I’ll preface this article by stating that I never played the original Dungeon Defenders, and generally do not care for tower defense type games. With that said, I did spend a fair amount of time with the game, and here are my thoughts.
Dungeon Defenders 2 is an Action Tower Defense game that features RPG elements like leveling and loot collection. It is currently in its alpha phase and is available to play for free on Steam. While the base game is free, there is additional downloadable content for the game that ranges from $14.99 to $49.99, – my first thought was “great another pay-to-win” game. However, I was relieved to see that none of these packs actually gave any sort of competitive advantage – it’s mostly hero costumes and tower skins. In fact, the developers go out of their way to state that the game is supported by “ethical purchases.
After installing the game I really had no idea of what to do – after all this was a new experience for me. After clicking play on the title menu I found myself in the Social Tavern – a charming place with a nice ambiance to it. It was here that I could create a new Hero, there are four playable Heroes – Monk, Squire, Huntress, and Apprentice. Each one has different stats and build attributes and you can have more than one – even swapping out while playing in the game. I chose the Squire mainly because I enjoy characters with more physical attack vs magic.
Within the Social Tavern players can visit a variety of places, among those is the War Table – this is where you select your maps and game difficulties. I went there first and jumped right into the action – I played my first game type on “Campaign” easy. Now that I look back on it, I think that starting to play the game like this was a good choice for me as I was able to quickly learn the basics.
One of the things I really liked from the start was the intuitive user interface. I could easily find my way around and view my stats – no matter where I was in the game I could always see my heroes abilities and towers. Having an intuitive UI in a game like this is a huge plus because you do spend a great deal of time using it to browse loot, update hero stats, sell items, and much more. In your inventory you have bags, a standard bag has 16 slots while a premium bag will give you 32 slots along with the ability to pick custom icons and rename. Bags are important because the bulk of this game revolves around loot and your bags fill up quickly, especially with AutoCollect enabled – which you do have the option of enabling or disabling for each bag.
As I progressed through the game I noticed that I was quickly leveling up.
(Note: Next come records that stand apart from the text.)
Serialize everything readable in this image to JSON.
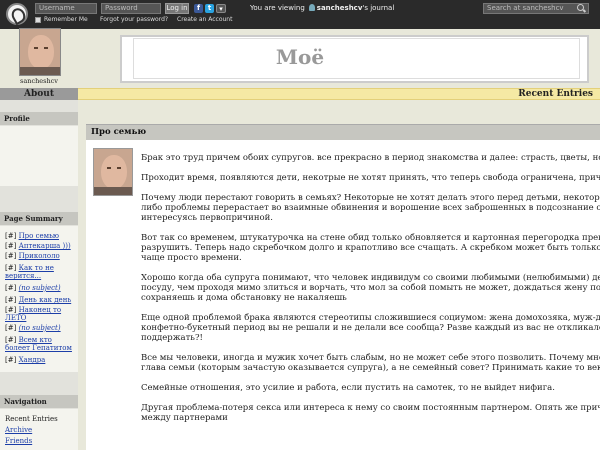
{
  "topbar": {
    "username_placeholder": "Username",
    "password_placeholder": "Password",
    "login_label": "Log in",
    "facebook_glyph": "f",
    "twitter_glyph": "t",
    "more_glyph": "▾",
    "remember_label": "Remember Me",
    "forgot_label": "Forgot your password?",
    "create_label": "Create an Account",
    "viewing_prefix": "You are viewing",
    "viewing_user": "sancheshcv",
    "viewing_suffix": "'s journal",
    "search_placeholder": "Search at sancheshcv"
  },
  "header": {
    "title": "Моё"
  },
  "sidebar": {
    "about": "About",
    "profile_title": "Profile",
    "profile_name": "sancheshcv",
    "summary_title": "Page Summary",
    "summary": [
      {
        "label": "Про семью",
        "italic": false
      },
      {
        "label": "Аптекарша )))",
        "italic": false
      },
      {
        "label": "Прикололо",
        "italic": false
      },
      {
        "label": "Как то не верится...",
        "italic": false
      },
      {
        "label": "(no subject)",
        "italic": true
      },
      {
        "label": "День как день",
        "italic": false
      },
      {
        "label": "Наконец то ЛЕТО",
        "italic": false
      },
      {
        "label": "(no subject)",
        "italic": true
      },
      {
        "label": "Всем кто болеет Гепатитом",
        "italic": false
      },
      {
        "label": "Хандра",
        "italic": false
      }
    ],
    "summary_marker": "[#]",
    "nav_title": "Navigation",
    "nav": {
      "recent": "Recent Entries",
      "archive": "Archive",
      "friends": "Friends"
    }
  },
  "main": {
    "recent_title": "Recent Entries",
    "entry_title": "Про семью",
    "paragraphs": [
      [
        "Брак это труд причем обоих супругов. все прекрасно в период знакомства и далее: страсть, цветы, ночи"
      ],
      [
        "Проходит время, появляются дети, некотрые не хотят принять, что теперь свобода ограничена, причем"
      ],
      [
        "Почему люди перестают говорить в семьях? Некоторые не хотят делать этого перед детьми, некоторые",
        "либо проблемы перерастает во взаимные обвинения и ворошение всех заброшенных в подсознание об",
        "интересуясь первопричиной."
      ],
      [
        "Вот так со временем, штукатурочка на стене обид только обновляется и картонная перегородка превра",
        "разрушить. Теперь надо скребочком долго и крапотливо все счащать. А скребком может быть только сп",
        "чаще просто времени."
      ],
      [
        "Хорошо когда оба супруга понимают, что человек индивидум со своими любимыми (нелюбимыми) дел",
        "посуду, чем проходя мимо злиться и ворчать, что мол за собой помыть не может, дождаться жену после",
        "сохраняешь и дома обстановку не накаляешь"
      ],
      [
        "Еще одной проблемой брака являются стереотипы сложившиеся социумом: жена домохозяка, муж-добы",
        "конфетно-букетный период вы не решали и не делали все сообща? Разве каждый из вас не откликался",
        "поддержать?!"
      ],
      [
        "Все мы человеки, иногда и мужик хочет быть слабым, но не может себе этого позволить. Почему многи",
        "глава семьи (которым зачастую оказывается супруга), а не семейный совет? Принимать какие то вектор"
      ],
      [
        "Семейные отношения, это усилие и работа, если пустить на самотек, то не выйдет нифига."
      ],
      [
        "Другая проблема-потеря секса или интереса к нему со своим постоянным партнером. Опять же причин",
        "между партнерами"
      ]
    ]
  },
  "colors": {
    "topbar": "#2a2a2a",
    "recent_bar": "#f5e9a4",
    "link": "#1c3ea8",
    "sidebar_head": "#c6c6c0"
  }
}
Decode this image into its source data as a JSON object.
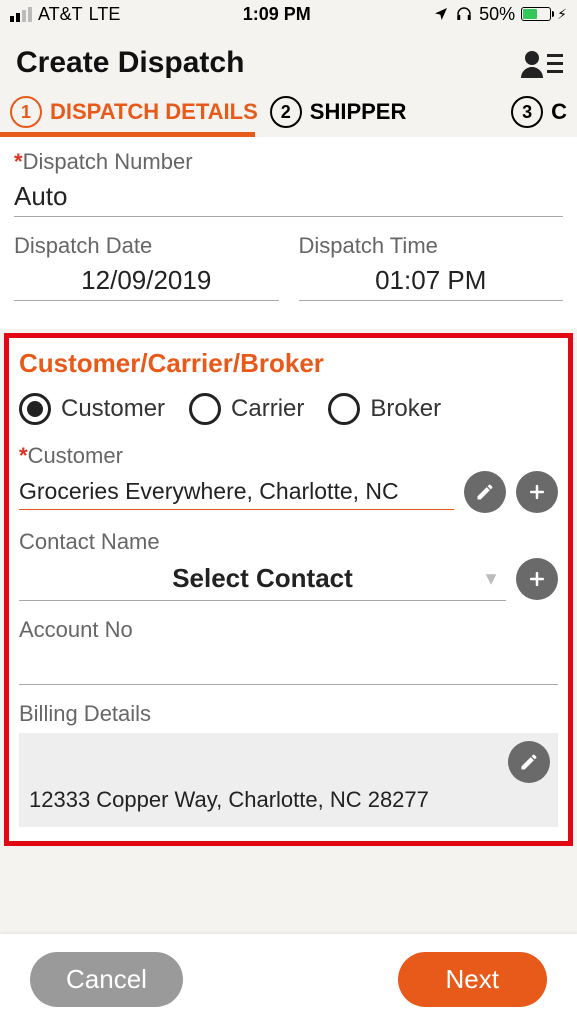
{
  "status": {
    "carrier": "AT&T",
    "network": "LTE",
    "time": "1:09 PM",
    "battery_pct": "50%"
  },
  "header": {
    "title": "Create Dispatch"
  },
  "stepper": {
    "steps": [
      {
        "num": "1",
        "label": "DISPATCH DETAILS"
      },
      {
        "num": "2",
        "label": "SHIPPER"
      },
      {
        "num": "3",
        "label": "C"
      }
    ]
  },
  "form": {
    "dispatch_number_label": "Dispatch Number",
    "dispatch_number_value": "Auto",
    "dispatch_date_label": "Dispatch Date",
    "dispatch_date_value": "12/09/2019",
    "dispatch_time_label": "Dispatch Time",
    "dispatch_time_value": "01:07 PM"
  },
  "group": {
    "title": "Customer/Carrier/Broker",
    "radios": [
      {
        "label": "Customer",
        "selected": true
      },
      {
        "label": "Carrier",
        "selected": false
      },
      {
        "label": "Broker",
        "selected": false
      }
    ],
    "customer_label": "Customer",
    "customer_value": "Groceries Everywhere, Charlotte, NC",
    "contact_label": "Contact Name",
    "contact_placeholder": "Select Contact",
    "account_label": "Account No",
    "account_value": "",
    "billing_label": "Billing Details",
    "billing_address": "12333 Copper Way, Charlotte, NC 28277"
  },
  "buttons": {
    "cancel": "Cancel",
    "next": "Next"
  }
}
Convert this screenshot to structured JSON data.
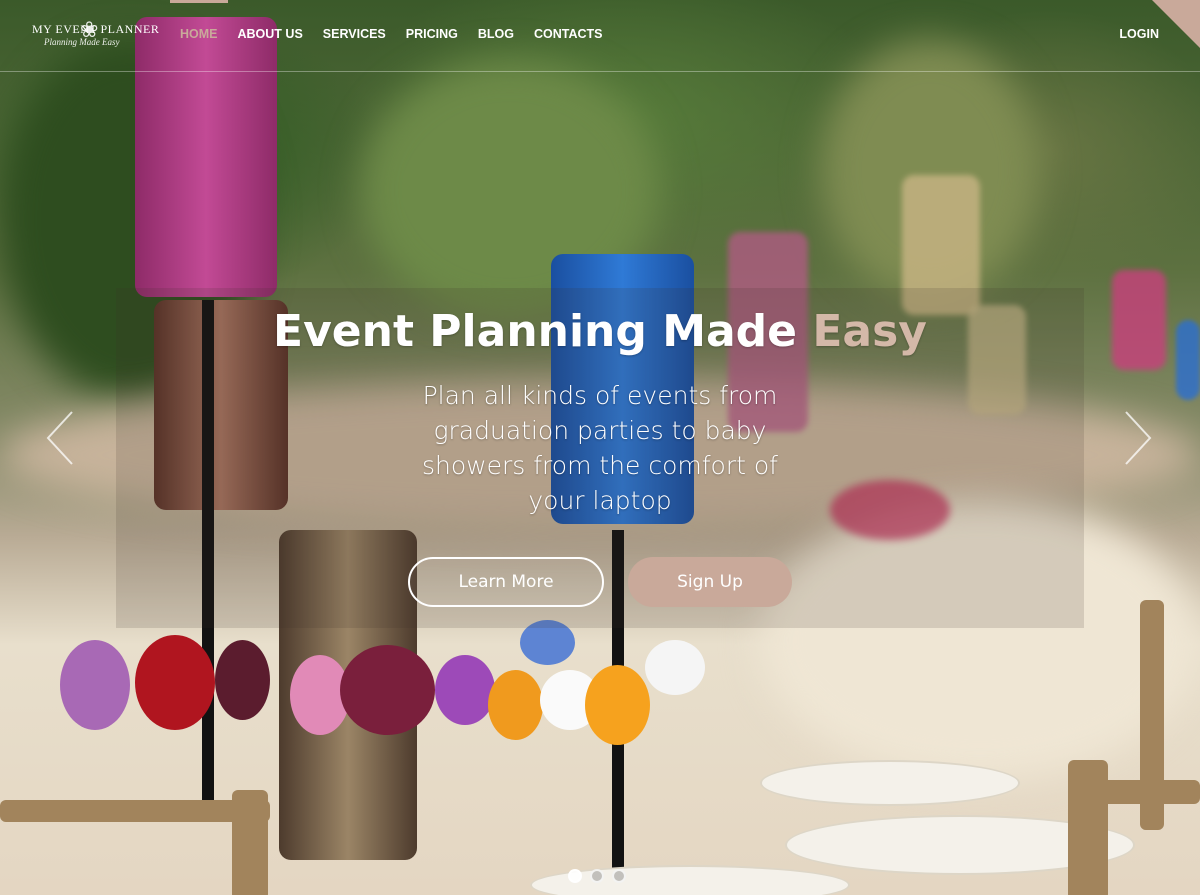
{
  "brand": {
    "name": "MY EVENT PLANNER",
    "tagline": "Planning Made Easy"
  },
  "nav": {
    "items": [
      {
        "label": "HOME",
        "active": true
      },
      {
        "label": "ABOUT US"
      },
      {
        "label": "SERVICES"
      },
      {
        "label": "PRICING"
      },
      {
        "label": "BLOG"
      },
      {
        "label": "CONTACTS"
      }
    ],
    "login": "LOGIN"
  },
  "hero": {
    "title_main": "Event Planning Made ",
    "title_accent": "Easy",
    "subtitle": "Plan all kinds of events from graduation parties to baby showers from the comfort of your laptop",
    "learn_more": "Learn More",
    "sign_up": "Sign Up"
  },
  "slider": {
    "slide_count": 3,
    "active_index": 0
  },
  "colors": {
    "accent": "#c9a99a",
    "text": "#ffffff"
  }
}
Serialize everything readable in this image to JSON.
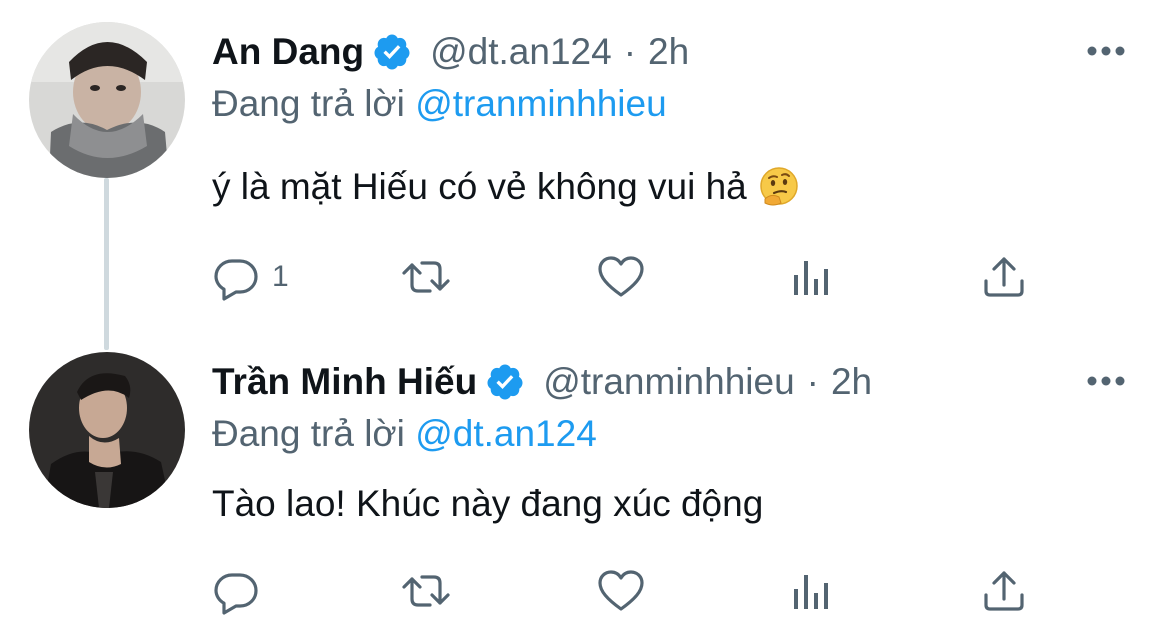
{
  "tweets": [
    {
      "name": "An Dang",
      "handle": "@dt.an124",
      "separator": "·",
      "time": "2h",
      "reply_prefix": "Đang trả lời",
      "reply_to": "@tranminhhieu",
      "text": "ý là mặt Hiếu có vẻ không vui hả",
      "emoji": "thinking-face",
      "reply_count": "1"
    },
    {
      "name": "Trần Minh Hiếu",
      "handle": "@tranminhhieu",
      "separator": "·",
      "time": "2h",
      "reply_prefix": "Đang trả lời",
      "reply_to": "@dt.an124",
      "text": "Tào lao! Khúc này đang xúc động",
      "reply_count": ""
    }
  ],
  "icons": {
    "verified": "verified-badge-icon",
    "more": "more-options-icon",
    "reply": "reply-icon",
    "retweet": "retweet-icon",
    "like": "like-icon",
    "analytics": "analytics-icon",
    "share": "share-icon"
  },
  "colors": {
    "accent": "#1d9bf0",
    "secondary_text": "#536471",
    "primary_text": "#0f1419",
    "thread_line": "#cfd9de"
  }
}
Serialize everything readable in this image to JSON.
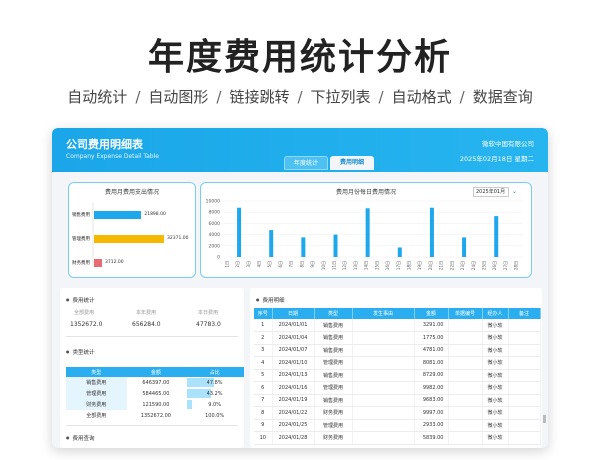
{
  "hero": {
    "title": "年度费用统计分析",
    "features": [
      "自动统计",
      "自动图形",
      "链接跳转",
      "下拉列表",
      "自动格式",
      "数据查询"
    ],
    "separator": "/"
  },
  "window": {
    "title": "公司费用明细表",
    "subtitle": "Company Expense Detail Table",
    "company": "微软中国有限公司",
    "date": "2025年02月18日  星期二",
    "tabs": [
      {
        "label": "年度统计",
        "active": false
      },
      {
        "label": "费用明细",
        "active": true
      }
    ]
  },
  "type_chart": {
    "title": "费用月费用支出情况",
    "bars": [
      {
        "label": "销售费用",
        "value": "21898.00",
        "amount": 21898,
        "color": "#1ea8ec"
      },
      {
        "label": "管理费用",
        "value": "32371.00",
        "amount": 32371,
        "color": "#f5b800"
      },
      {
        "label": "财务费用",
        "value": "3712.00",
        "amount": 3712,
        "color": "#e86a75"
      }
    ]
  },
  "chart_data": {
    "type": "bar",
    "title": "费用月份每日费用情况",
    "categories": [
      "1日",
      "2日",
      "3日",
      "4日",
      "5日",
      "6日",
      "7日",
      "8日",
      "9日",
      "10日",
      "11日",
      "12日",
      "13日",
      "14日",
      "15日",
      "16日",
      "17日",
      "18日",
      "19日",
      "20日",
      "21日",
      "22日",
      "23日",
      "24日",
      "25日",
      "26日",
      "27日",
      "28日"
    ],
    "values": [
      0,
      8800,
      0,
      0,
      4800,
      0,
      0,
      3500,
      0,
      0,
      4000,
      0,
      0,
      8700,
      0,
      0,
      1700,
      0,
      0,
      8800,
      0,
      0,
      3500,
      0,
      0,
      7300,
      0,
      0
    ],
    "yticks": [
      "10000",
      "8000",
      "6000",
      "4000",
      "2000",
      "0"
    ],
    "ylim": [
      0,
      10000
    ],
    "month_select": "2025年01月",
    "color": "#1ea8ec"
  },
  "stats": {
    "title": "费用统计",
    "headers": [
      "全部费用",
      "本年费用",
      "本日费用"
    ],
    "values": [
      "1352672.0",
      "656284.0",
      "47783.0"
    ]
  },
  "type_stats": {
    "title": "类型统计",
    "headers": [
      "类型",
      "金额",
      "占比"
    ],
    "rows": [
      {
        "type": "销售费用",
        "amount": "646397.00",
        "pct": "47.8%",
        "ratio": 0.478
      },
      {
        "type": "管理费用",
        "amount": "584465.00",
        "pct": "43.2%",
        "ratio": 0.432
      },
      {
        "type": "财务费用",
        "amount": "121590.00",
        "pct": "9.0%",
        "ratio": 0.09
      },
      {
        "type": "全部费用",
        "amount": "1352672.00",
        "pct": "100.0%",
        "ratio": 0
      }
    ]
  },
  "query": {
    "title": "费用查询"
  },
  "detail": {
    "title": "费用明细",
    "headers": [
      "序号",
      "日期",
      "类型",
      "发生事由",
      "金额",
      "单据编号",
      "经办人",
      "备注"
    ],
    "rows": [
      [
        "1",
        "2024/01/01",
        "销售费用",
        "",
        "3291.00",
        "",
        "微小软",
        ""
      ],
      [
        "2",
        "2024/01/04",
        "销售费用",
        "",
        "1775.00",
        "",
        "微小软",
        ""
      ],
      [
        "3",
        "2024/01/07",
        "销售费用",
        "",
        "4781.00",
        "",
        "微小软",
        ""
      ],
      [
        "4",
        "2024/01/10",
        "管理费用",
        "",
        "8081.00",
        "",
        "微小软",
        ""
      ],
      [
        "5",
        "2024/01/13",
        "销售费用",
        "",
        "8729.00",
        "",
        "微小软",
        ""
      ],
      [
        "6",
        "2024/01/16",
        "管理费用",
        "",
        "9982.00",
        "",
        "微小软",
        ""
      ],
      [
        "7",
        "2024/01/19",
        "销售费用",
        "",
        "9683.00",
        "",
        "微小软",
        ""
      ],
      [
        "8",
        "2024/01/22",
        "财务费用",
        "",
        "9997.00",
        "",
        "微小软",
        ""
      ],
      [
        "9",
        "2024/01/25",
        "管理费用",
        "",
        "2933.00",
        "",
        "微小软",
        ""
      ],
      [
        "10",
        "2024/01/28",
        "财务费用",
        "",
        "5839.00",
        "",
        "微小软",
        ""
      ]
    ]
  }
}
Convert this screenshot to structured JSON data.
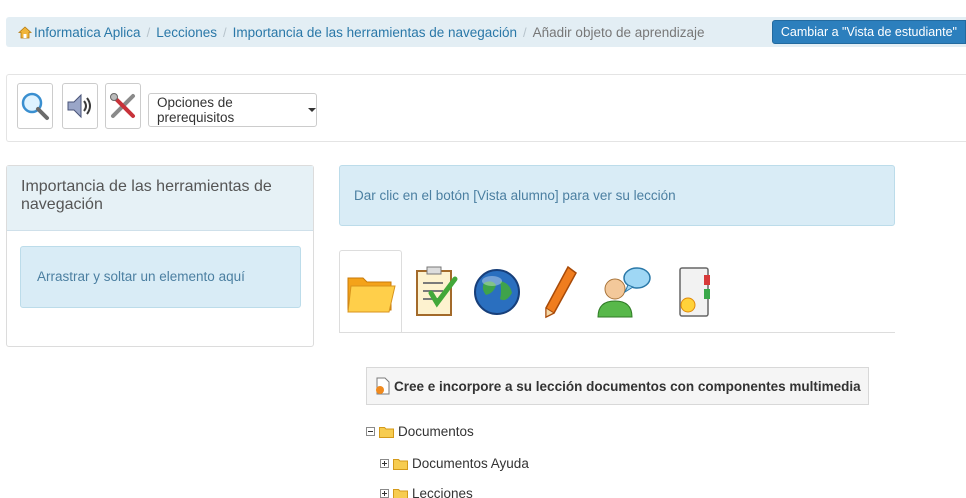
{
  "breadcrumb": {
    "home": "Informatica Aplica",
    "items": [
      "Lecciones",
      "Importancia de las herramientas de navegación"
    ],
    "current": "Añadir objeto de aprendizaje",
    "student_view_button": "Cambiar a \"Vista de estudiante\""
  },
  "toolbar": {
    "icons": [
      "magnifier-icon",
      "speaker-icon",
      "tools-icon"
    ],
    "prereq_label": "Opciones de prerequisitos"
  },
  "left_panel": {
    "title": "Importancia de las herramientas de navegación",
    "drop_text": "Arrastrar y soltar un elemento aquí"
  },
  "info_message": "Dar clic en el botón [Vista alumno] para ver su lección",
  "tabs": [
    "documents-folder-icon",
    "quiz-checklist-icon",
    "globe-link-icon",
    "pencil-assignment-icon",
    "forum-user-icon",
    "new-chapter-icon"
  ],
  "documents_panel": {
    "heading": "Cree e incorpore a su lección documentos con componentes multimedia",
    "tree": [
      {
        "label": "Documentos",
        "expanded": true,
        "level": 0
      },
      {
        "label": "Documentos Ayuda",
        "expanded": false,
        "level": 1
      },
      {
        "label": "Lecciones",
        "expanded": false,
        "level": 1
      }
    ]
  },
  "colors": {
    "accent": "#2c7fbd",
    "info_bg": "#d9ecf6",
    "breadcrumb_bg": "#e3eef4"
  }
}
It didn’t take long for me to hit the level 50 cap – immediately I began to think that this was it – I have reached the end of the game and that’s all there was to it. I was wrong, maxing out on the level cap turned out to be just the opposite – I was now able to play other game modes and it required much more skill than I initially thought.
After you reach the current level cap of 50 you unlock the game type “End Game”. It is here that difficultly levels like Nightmare 1-4 are introduced. These difficulty levels require you to fine-tune your hero’s abilities and make sure your team has the right balance. At this point – after level 50 – I really found certain areas of the Social Tavern to be much more important.
There are other places besides the War Table that you will want to visit – like the Gran Master – a sphere NPC that lets you purchase skill spheres for your hero. Making sure you have the right gear equipped proved to be a pivotal point in the game for me. Equipping your character with the appropriate gear is a must to survive any of the harder modes – equipping quality gear boosts your character’s defenses and skills. A nice feature that the game has is the ability to use your Hero Deck to swap in and out of Heroes before waves – I could use my level 50 Squire to build powerful walls and then swap out to my Monk hero to lay down some lightning auras. This proves very useful if you want to solo a map or even make up for a lack of hero availability on your team.
With that said, I really enjoyed playing this game. It has been in the Alpha stage for quite a while now – almost a year in Steam Early Access. But I can see how that time has allowed the game to mature and expand. As with any alpha/early access game you learn to take it in stride and understand that it is still a work in progress. I am looking forward to see where this game goes within the next few months.